If there’s one thing the European Union can’t be accused of lacking, it’s ambition. Now we’re adding another deadline to the many the EU has already set for itself and the Member States. Although this time it’s a virtual – or even imaginary – one, put in place specifically for this year’s Masters of Digital event.
Organised by DIGITALEUROPE, the leading industry body that represents over 45,000 digital companies across Europe, Masters of Digital 2024 has as its main theme “Europe 2030: A Digital Powerhouse”. This visionary event will provide a platform for policymakers, industry leaders and experts to discuss and chart a course for Europe’s digital transformation as we approach 2030.
One of those industry leaders, our very own Chief Technology Officer, Mohammed Sijelmassi, will take part in a panel discussion on this topic. In the run-up to the event, which takes place on 21 February, we spoke with another expert on all things EU – our colleague Bridget Cosgrave.
As Sopra Steria’s Public Policy Advisor, what do you feel is needed to turn the EU into a digital powerhouse by 2030?
“There’s a lot we could discuss here, to be honest. But let’s focus, for convenience sake, on the fact that the EU wants to reach a 75% adoption rate of AI, cloud and big data technologies by 2030. That’s a highly ambitious target which, if reached, would definitely turn our European Union into a digital powerhouse.
“One way of reaching that target is by having the public sector – at all levels, not just the European one – set the example for the private sector. By actively adopting all those digital technologies and revving up their own digital transformation, our public administrations at central, regional and local level would be creating a leverage effect for the European economy and population as a whole.
“The importance of the public sector in creating that effect should not be underestimated. As the EU itself has calculated, the administrations that are managing our public sector are responsible for about half of EU GDP – 51.5%, to be precise. They also employ around 21% of our EU workforce. They account for 19.8% of EU total gross value added. And every year they create a market worth about €670 billion through contracts for public works and supply. And let’s not forget that they also have the means to invest in all those new technologies that support and drive their digital transformation, as public administrations directly control about one-third of the EU budget.”

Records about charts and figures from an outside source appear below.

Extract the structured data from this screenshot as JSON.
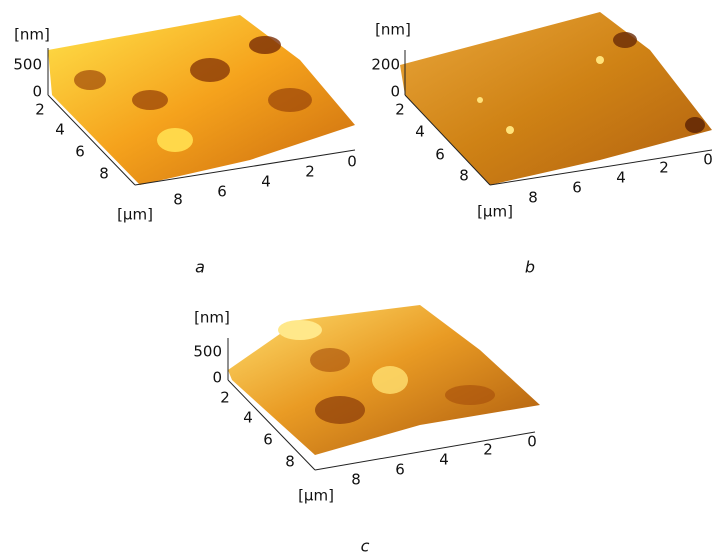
{
  "panels": [
    {
      "z_unit": "[nm]",
      "z_ticks": [
        "500",
        "0"
      ],
      "depth_ticks": [
        "2",
        "4",
        "6",
        "8"
      ],
      "base_ticks": [
        "8",
        "6",
        "4",
        "2",
        "0"
      ],
      "xy_unit": "[μm]",
      "caption": "a"
    },
    {
      "z_unit": "[nm]",
      "z_ticks": [
        "200",
        "0"
      ],
      "depth_ticks": [
        "2",
        "4",
        "6",
        "8"
      ],
      "base_ticks": [
        "8",
        "6",
        "4",
        "2",
        "0"
      ],
      "xy_unit": "[μm]",
      "caption": "b"
    },
    {
      "z_unit": "[nm]",
      "z_ticks": [
        "500",
        "0"
      ],
      "depth_ticks": [
        "2",
        "4",
        "6",
        "8"
      ],
      "base_ticks": [
        "8",
        "6",
        "4",
        "2",
        "0"
      ],
      "xy_unit": "[μm]",
      "caption": "c"
    }
  ]
}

To elaborate on your point, could you give us a concrete illustration of a government leading by example in the adoption of digital technology?
“Certainly. And we don’t even have to look very far. Our own federal government here in Belgium, which currently holds the Presidency of the Council of the EU, has invested in a new state-of-the-art e-procurement platform. It was successfully delivered last September to Belgium’s Federal Public Service Policy and Support, better known as FPS BOSA, by its business and technology consulting partner Tobania, who officially joined Sopra Steria in March of last year.
“The new e-platform, which is used intensively by public sector buyers and private companies, really serves as an enabler for all levels of government in Belgium. By using a platform like this, you become far more effective at aligning your public procurement practices to your policy objectives or the KPIs you’ve set for your green transition, for instance. That’s why we would like to see more Member States adopting an electronic public procurement platform. Better yet, we’d like to see such platforms implemented as a multi-country project, an approach that the European Commission is actively encouraging at the moment. We believe this would definitely help the EU to reach its target of 75% adoption of new digital technologies and truly become a digital powerhouse.
“Belgium’s new e-procurement platform is a perfect illustration of the digital transformation of the public sector and the many benefits that transformation can bring – not only through increased efficiency but also by enabling compliance with regulatory obligations. Because new regulations are constantly coming, especially from the EU, and the real challenge often lies in getting all that new legislation implemented on time.
“In fact, during the current mandate of the European Commission and Parliament, there has been such a tremendous focus on passing new legislation that both the public and the private sectors in many Member States have struggled to absorb it all. That’s why, going forward, the focus will probably shift more towards implementation and user adoption. That also means upskilling and reskilling your public sector workforce. But that’s another challenge altogether, which we should save for another occasion, I guess.”